Microsoft contends that it was publicly talking about the concept of browsing functionality in the operating system before anyone had even heard of Netscape. Microsoft also intends to offer testimony from software developers that indicates they have come to depend on the browsing functionality in Windows to make their own products better.

As for its exclusive deals with industry partners, Warden asserted that they were being made when Microsoft had a single-digit share of the browser market and thus should have been seen as pro-competitive. He said that the company’s arrangements with ISPs left them free to provide Netscape’s browser if consumers wanted it and denied that Microsoft ever ended a relationship with an ISP for failure to distribute enough copies of IE.

Concerning the much-scrutinized deal with America Online Inc, Warden said that Microsoft and Netscape competed head-to-head for a customer and that Microsoft won because its ‘componentized’ design for IE was easier to integrate into AOL’s proprietary client software.
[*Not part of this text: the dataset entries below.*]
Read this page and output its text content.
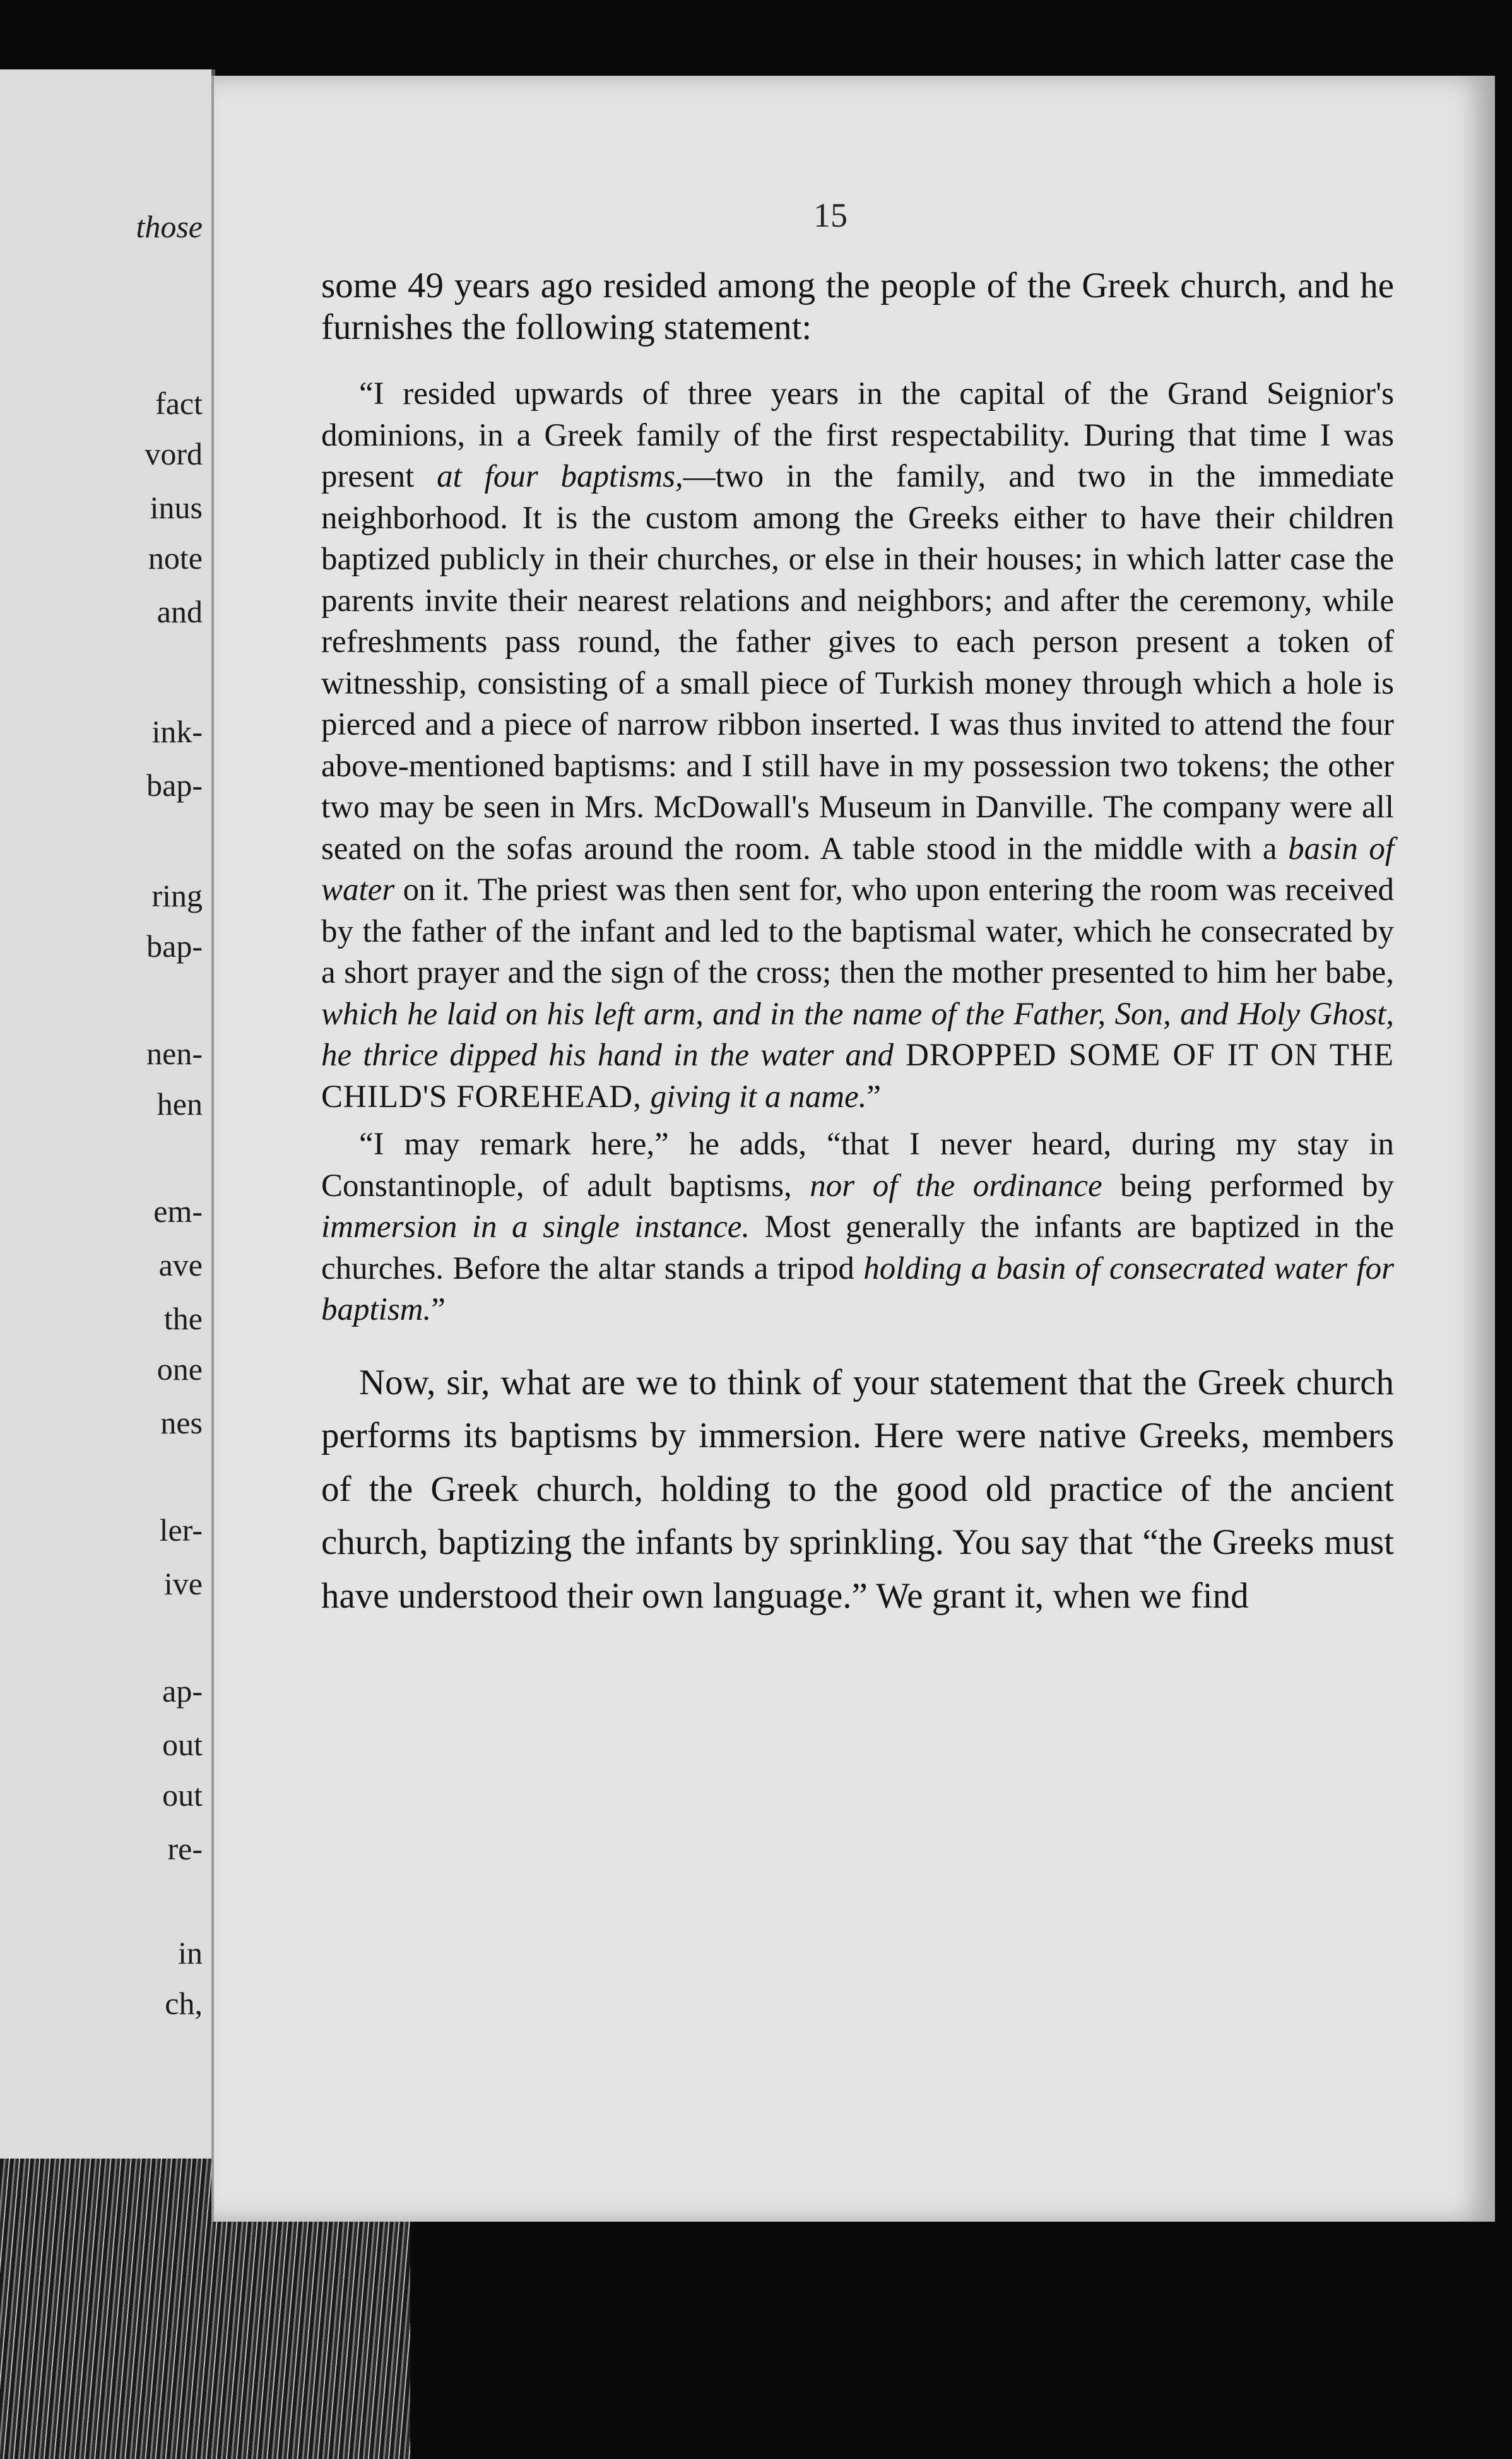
those
fact
vord
inus
note
and
ink-
bap-
ring
bap-
nen-
hen
em-
ave
the
one
nes
ler-
ive
ap-
out
out
re-
in
ch,
15

some 49 years ago resided among the people of the Greek church, and he furnishes the following statement:

“I resided upwards of three years in the capital of the Grand Seignior's dominions, in a Greek family of the first respectability. During that time I was present at four baptisms,—two in the family, and two in the immediate neighborhood. It is the custom among the Greeks either to have their children baptized publicly in their churches, or else in their houses; in which latter case the parents invite their nearest relations and neighbors; and after the ceremony, while refreshments pass round, the father gives to each person present a token of witnesship, consisting of a small piece of Turkish money through which a hole is pierced and a piece of narrow ribbon inserted. I was thus invited to attend the four above-mentioned baptisms: and I still have in my possession two tokens; the other two may be seen in Mrs. McDowall's Museum in Danville. The company were all seated on the sofas around the room. A table stood in the middle with a basin of water on it. The priest was then sent for, who upon entering the room was received by the father of the infant and led to the baptismal water, which he consecrated by a short prayer and the sign of the cross; then the mother presented to him her babe, which he laid on his left arm, and in the name of the Father, Son, and Holy Ghost, he thrice dipped his hand in the water and DROPPED SOME OF IT ON THE CHILD'S FOREHEAD, giving it a name.”

“I may remark here,” he adds, “that I never heard, during my stay in Constantinople, of adult baptisms, nor of the ordinance being performed by immersion in a single instance. Most generally the infants are baptized in the churches. Before the altar stands a tripod holding a basin of consecrated water for baptism.”

Now, sir, what are we to think of your statement that the Greek church performs its baptisms by immersion. Here were native Greeks, members of the Greek church, holding to the good old practice of the ancient church, baptizing the infants by sprinkling. You say that “the Greeks must have understood their own language.” We grant it, when we find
AOL chief executive Steve Case has been quoted as saying the deal was sealed with the promise of promotional considerations for his company’s service within the Windows desktop, while Justice’s chief prosecutor David Boies contends that Microsoft offered AOL money to screw Netscape. The AOL deal could end as soon as January 1.

Warden also asserted that Microsoft’s OEM licensing agreements never attempted to limit software that could be shipped with new PCs or preclude non-Microsoft icons from the desktop. On the issue of the infamous market division meeting with Netscape, Warden insisted that Netscape’s account was fantastical, either having been blown out of proportion or outright concocted. The meeting, according to Microsoft, was carried out to explore the possibility of a mutually beneficial relationship. Warden said that the company’s claims of threats against it by Microsoft are baseless.

What Warden did not do in his opening statement, curiously, was spend any meaningful amount of time expanding on what he himself described as the crazy quilt of email fragments that form the core of the government’s case. Microsoft had been insistent that the snippets of information released by Boies in Monday’s opening statement could be largely dismissed as insignificant and misleading when seen in context. Warden did offer two brief examples, one of which was intended to dismiss claims of a threat it made to Intel Corp, as fictional, but went no further than that.

Speaking to reporters outside the courthouse, Boies admitted he was surprised that Microsoft chose not to deal more closely with the evidence presented as the basis of the government’s complaint. He said the company had its chance to put the information in context but simply didn’t.